Karriere ist den Studierenden im übrigen deutlich wichtiger als gesellschaftliches Engagement, und hier fängt es an interessant zu werden: Gefragt danach, welche Bedeutung politische Themen haben, rangieren für die Studierenden ganz oben Fragen wie die Wahrung von Menschenrechten, internationale Krisen, Klimaschutz, gerechte Verteilung, wirtschaftliche Entwicklung oder Armutsbekämpfung – die Rolle, die langfristig gesellschaftlichem Engagement beigemessen wird, also der tätigen Unterstützung solcher Ziele, aber ist klar gesunken, nur noch ein gutes Viertel sagt, dieses habe »sehr hohe Bedeutung« für sie.

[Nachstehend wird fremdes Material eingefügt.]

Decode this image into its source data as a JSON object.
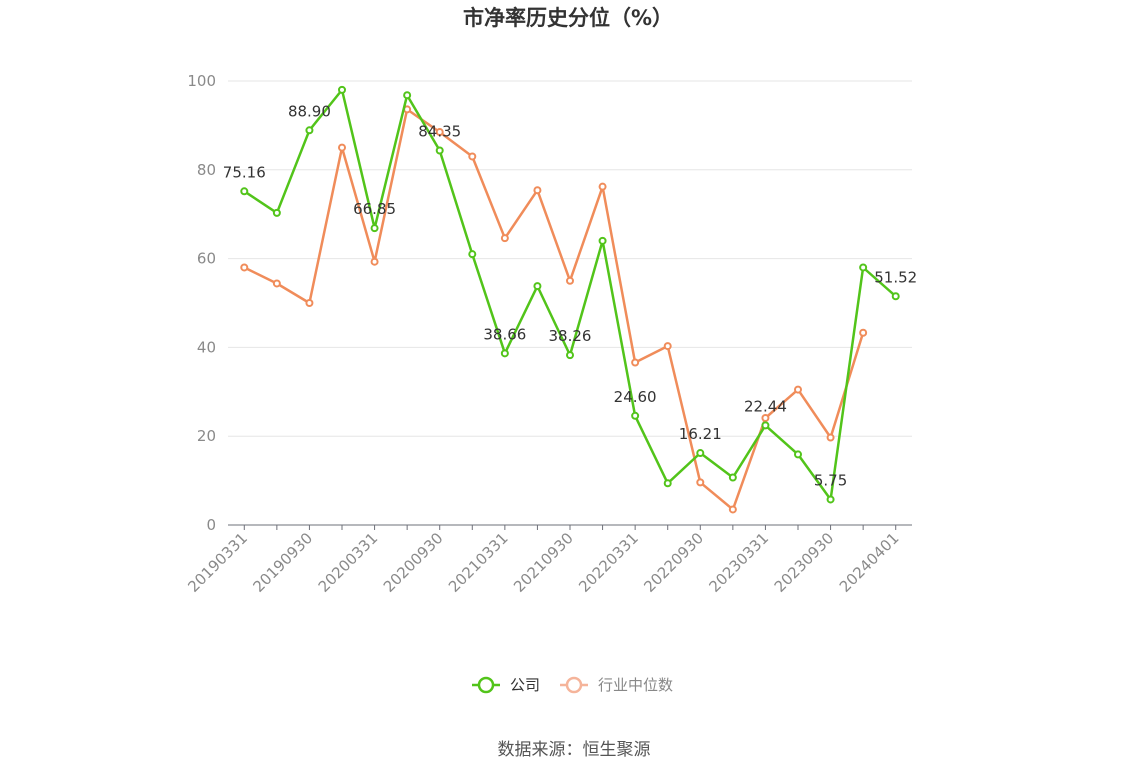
{
  "chart_data": {
    "type": "line",
    "title": "市净率历史分位（%）",
    "ylim": [
      0,
      100
    ],
    "yticks": [
      0,
      20,
      40,
      60,
      80,
      100
    ],
    "x": [
      "20190331",
      "20190630",
      "20190930",
      "20191231",
      "20200331",
      "20200630",
      "20200930",
      "20201231",
      "20210331",
      "20210630",
      "20210930",
      "20211231",
      "20220331",
      "20220630",
      "20220930",
      "20221231",
      "20230331",
      "20230630",
      "20230930",
      "20231231",
      "20240401"
    ],
    "x_tick_labels": [
      "20190331",
      "20190930",
      "20200331",
      "20200930",
      "20210331",
      "20210930",
      "20220331",
      "20220930",
      "20230331",
      "20230930",
      "20240401"
    ],
    "grid": true,
    "legend_position": "bottom",
    "series": [
      {
        "name": "公司",
        "color": "#52c41a",
        "values": [
          75.16,
          70.3,
          88.9,
          98.0,
          66.85,
          96.8,
          84.35,
          61.0,
          38.66,
          53.8,
          38.26,
          64.0,
          24.6,
          9.4,
          16.21,
          10.7,
          22.44,
          15.9,
          5.75,
          58.0,
          51.52
        ],
        "labels": [
          "75.16",
          "",
          "88.90",
          "",
          "66.85",
          "",
          "84.35",
          "",
          "38.66",
          "",
          "38.26",
          "",
          "24.60",
          "",
          "16.21",
          "",
          "22.44",
          "",
          "5.75",
          "",
          "51.52"
        ]
      },
      {
        "name": "行业中位数",
        "color": "#f08c5a",
        "values": [
          58.0,
          54.4,
          50.0,
          85.0,
          59.3,
          93.6,
          88.5,
          83.0,
          64.6,
          75.4,
          55.0,
          76.2,
          36.6,
          40.3,
          9.6,
          3.5,
          24.1,
          30.5,
          19.7,
          43.3,
          null
        ]
      }
    ]
  },
  "footer": {
    "source": "数据来源：恒生聚源"
  }
}
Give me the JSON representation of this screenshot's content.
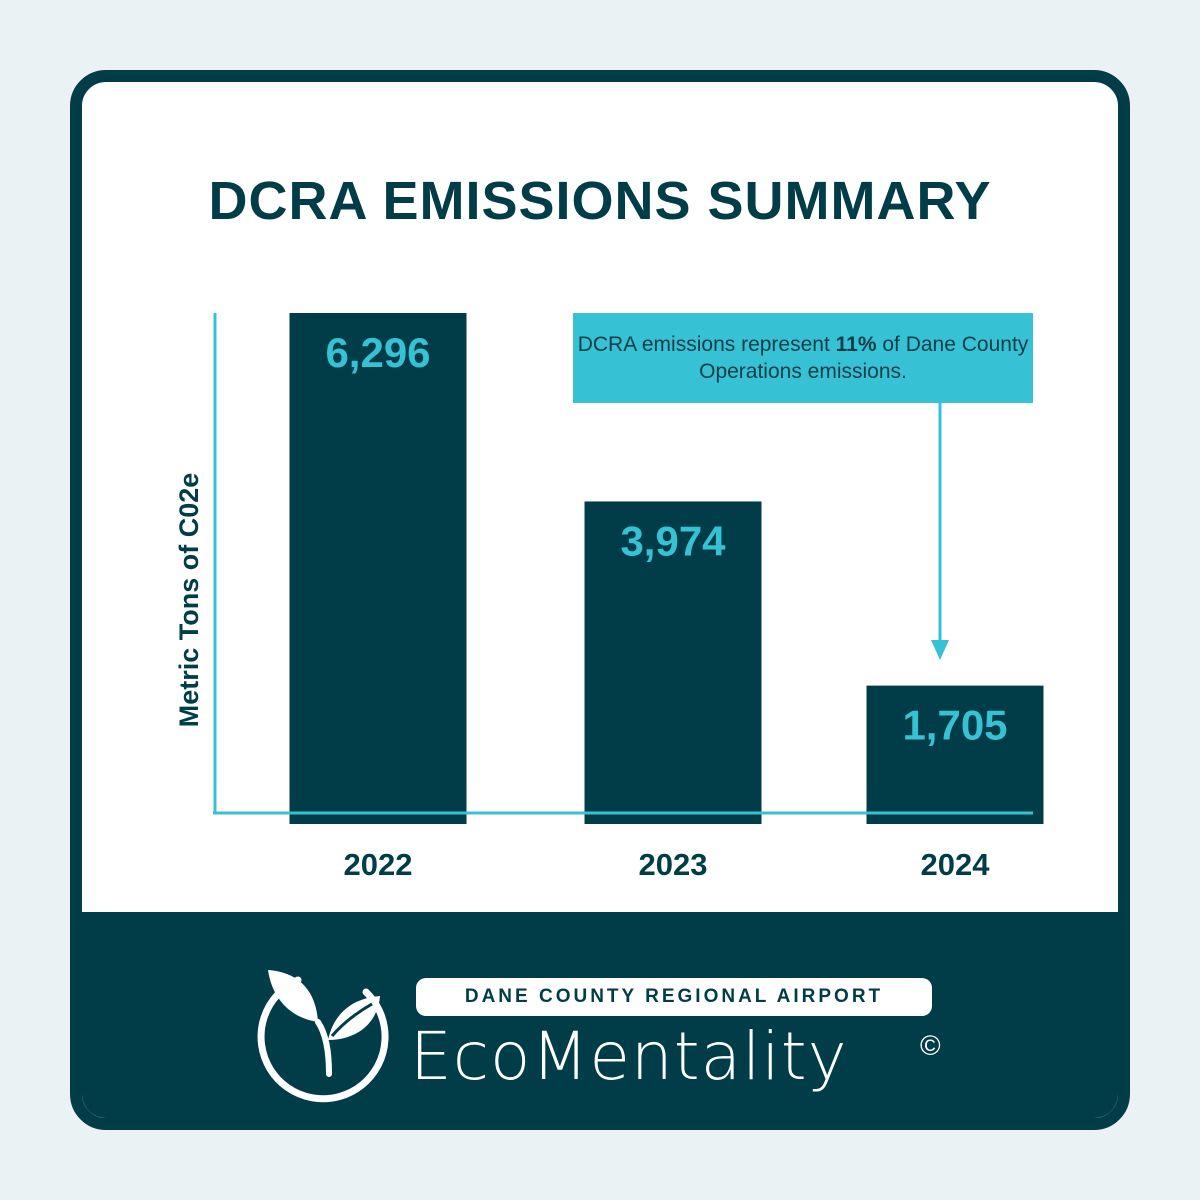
{
  "title": "DCRA EMISSIONS SUMMARY",
  "chart_data": {
    "type": "bar",
    "title": "DCRA EMISSIONS SUMMARY",
    "categories": [
      "2022",
      "2023",
      "2024"
    ],
    "values": [
      6296,
      3974,
      1705
    ],
    "value_labels": [
      "6,296",
      "3,974",
      "1,705"
    ],
    "xlabel": "",
    "ylabel": "Metric Tons of C02e",
    "ylim": [
      0,
      6296
    ],
    "grid": false,
    "annotation": {
      "text_before": "DCRA emissions represent ",
      "text_bold": "11%",
      "text_after": " of Dane County Operations emissions.",
      "target_category": "2024"
    }
  },
  "colors": {
    "bar": "#003d48",
    "value_label": "#37c1d4",
    "axis": "#37c1d4",
    "callout": "#37c1d4",
    "text_dark": "#003d48"
  },
  "footer": {
    "brand_label": "DANE COUNTY REGIONAL AIRPORT",
    "brand_name": "EcoMentality",
    "copyright_symbol": "©",
    "logo_icon": "leaf-sprout-icon"
  }
}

Hier hätte man gern mehr erfahren vom Denken der Studierenden, über die Gründe diese widersprüchlichen Konstellation, man braucht schließlich kein Abi, um zu sehen, dass es schon irgendeines Engagements bedarf, Dinge zu ändern, zu bewegen. Vielleicht liegt es daran, dass die subjektive Zufriedenheit beeindruckend stark ausfällt, »88 Prozent sind mit ihrer aktuellen persönlichen Situation zufrieden – jeder Dritte sogar sehr«, hier ist der Werte gegenüber 2014 um immerhin acht Prozent gestiegen.

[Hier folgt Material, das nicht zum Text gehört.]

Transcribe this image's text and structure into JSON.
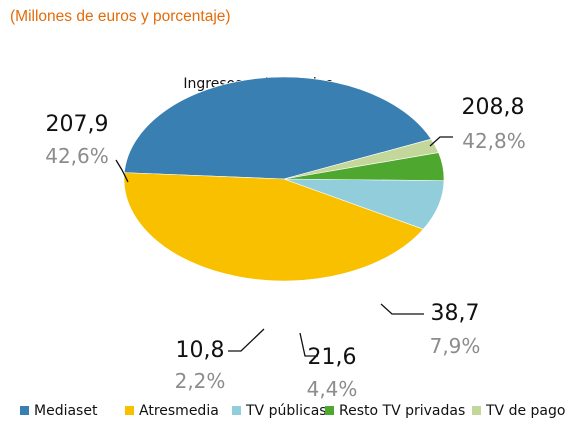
{
  "caption": "(Millones de euros y porcentaje)",
  "colors": {
    "caption": "#e36c0a",
    "Mediaset": "#3a7fb1",
    "Atresmedia": "#f9c000",
    "TV públicas": "#92cddc",
    "Resto TV privadas": "#4ea72e",
    "TV de pago": "#c4d79b"
  },
  "chart_data": {
    "type": "pie",
    "style": "3d",
    "title": "Ingresos publicitarios",
    "legend_position": "bottom",
    "unit": "Millones de euros",
    "slices": [
      {
        "label": "Mediaset",
        "value": 207.9,
        "value_text": "207,9",
        "percent": 42.6,
        "percent_text": "42,6%"
      },
      {
        "label": "Atresmedia",
        "value": 208.8,
        "value_text": "208,8",
        "percent": 42.8,
        "percent_text": "42,8%"
      },
      {
        "label": "TV públicas",
        "value": 38.7,
        "value_text": "38,7",
        "percent": 7.9,
        "percent_text": "7,9%"
      },
      {
        "label": "Resto TV privadas",
        "value": 21.6,
        "value_text": "21,6",
        "percent": 4.4,
        "percent_text": "4,4%"
      },
      {
        "label": "TV de pago",
        "value": 10.8,
        "value_text": "10,8",
        "percent": 2.2,
        "percent_text": "2,2%"
      }
    ]
  }
}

Was waren eigentlich unsere Vorbilder?

PS. Gefragt wurden die Studierenden auch nach ihren Vorbildern, die Eltern natürlich, ein Prozent sagt sogar: »Ich selbst«. Wenn es um Promis geht, schlägt sich so etwas wie ein Weltbild in den Zahlen nieder: Unter den Studierenden, die ein Vorbild genannt haben, rangieren Elon Musk, Bill Gates und Steve Jobs ganz oben. Könnte es sein, dass die Sache mit der Karriere bei den Studierenden von heute nicht mehr als Berufsweg in einer Organisation betrachtet wird, sondern in einem erfolgreichen Self-made-Unternehmen, in dem natürlich nicht viel selbst gemacht, sondern auch Arbeit fremd an geeignet wird? Ziehen die gesellschaftlichen Erzählungen von den Firmengründern des Techzeitalters wirklich so stark?

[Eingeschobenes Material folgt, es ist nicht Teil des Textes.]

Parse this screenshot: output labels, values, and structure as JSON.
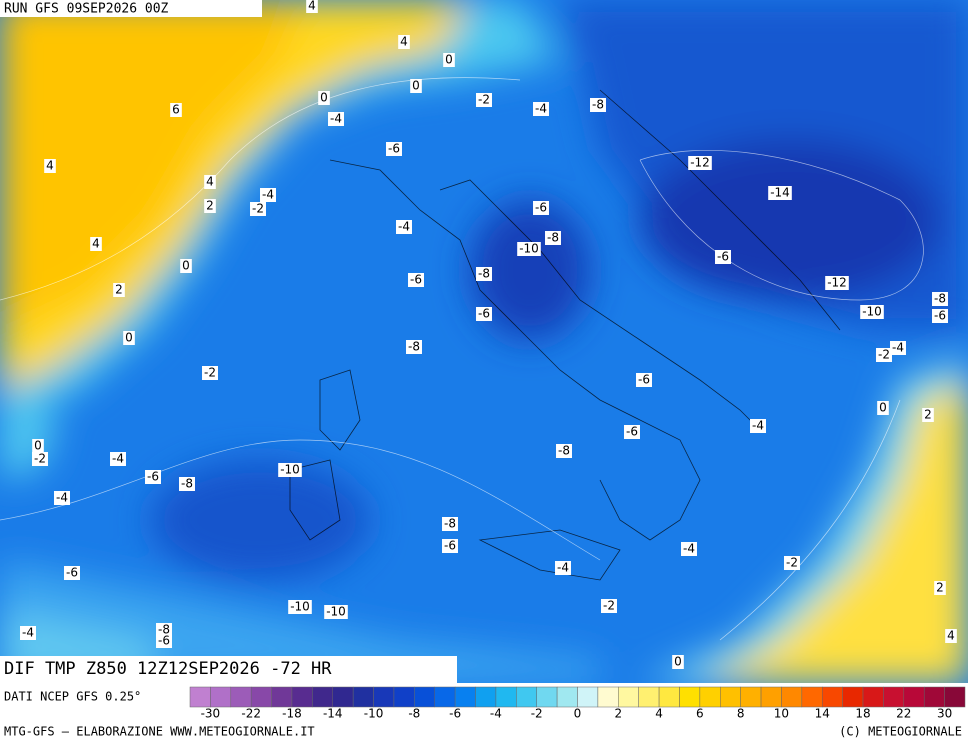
{
  "header": {
    "run": "RUN GFS 09SEP2026 00Z"
  },
  "footer": {
    "field": "DIF TMP Z850 12Z12SEP2026 -72 HR",
    "source": "DATI NCEP GFS 0.25°",
    "credit_left": "MTG-GFS — ELABORAZIONE WWW.METEOGIORNALE.IT",
    "credit_right": "(C) METEOGIORNALE"
  },
  "legend": {
    "colors": [
      "#c080d0",
      "#b070c8",
      "#9c5cb8",
      "#8848a8",
      "#703898",
      "#582c90",
      "#40288c",
      "#302890",
      "#2030a0",
      "#1838b8",
      "#1040c8",
      "#0850d8",
      "#0868e8",
      "#0880f0",
      "#10a0f0",
      "#20b8f0",
      "#40c8f0",
      "#70d8f0",
      "#a0e8f0",
      "#d0f4f8",
      "#fffbd0",
      "#fff8a0",
      "#fff070",
      "#ffe840",
      "#ffe000",
      "#ffd000",
      "#ffc000",
      "#ffb000",
      "#ffa000",
      "#ff8800",
      "#ff6800",
      "#f84800",
      "#e82800",
      "#d81818",
      "#c81030",
      "#b80838",
      "#a00838",
      "#880838"
    ],
    "labels": [
      "-30",
      "-22",
      "-18",
      "-14",
      "-10",
      "-8",
      "-6",
      "-4",
      "-2",
      "0",
      "2",
      "4",
      "6",
      "8",
      "10",
      "14",
      "18",
      "22",
      "30"
    ]
  },
  "contour_labels": [
    "4",
    "4",
    "0",
    "0",
    "0",
    "-2",
    "-4",
    "-8",
    "6",
    "-4",
    "-6",
    "-12",
    "4",
    "4",
    "-14",
    "-4",
    "2",
    "-2",
    "-6",
    "-4",
    "-8",
    "4",
    "-10",
    "-6",
    "0",
    "-8",
    "-6",
    "-12",
    "2",
    "-8",
    "-10",
    "-6",
    "-6",
    "0",
    "-8",
    "-2",
    "-4",
    "-2",
    "-6",
    "0",
    "2",
    "-4",
    "-6",
    "0",
    "-2",
    "-8",
    "-4",
    "-10",
    "-6",
    "-8",
    "-4",
    "-8",
    "-6",
    "-4",
    "-2",
    "-6",
    "-4",
    "2",
    "-2",
    "-10",
    "-10",
    "-4",
    "-8",
    "-6",
    "4",
    "0"
  ]
}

Das zu beantworten reicht offenbar die Zahlenbasis nicht aus. Immerhin: Unter den Top-Ten der Vorbilder heutiger Studierender sind auch Nelson Mandela, Barack Obama, Angela Merkel, Mahatma Gandhi, Martin Luther King und Albert Einstein. Das klingt ein bisschen nach Poesiealbum – und auch ein bisschen nach ziemlich angepasst. Natürlich hätte man hier gern auch andere Namen gelesen. Aber mal ehrlich, wären wir damals gefragt worden, wen hätten wir genannt?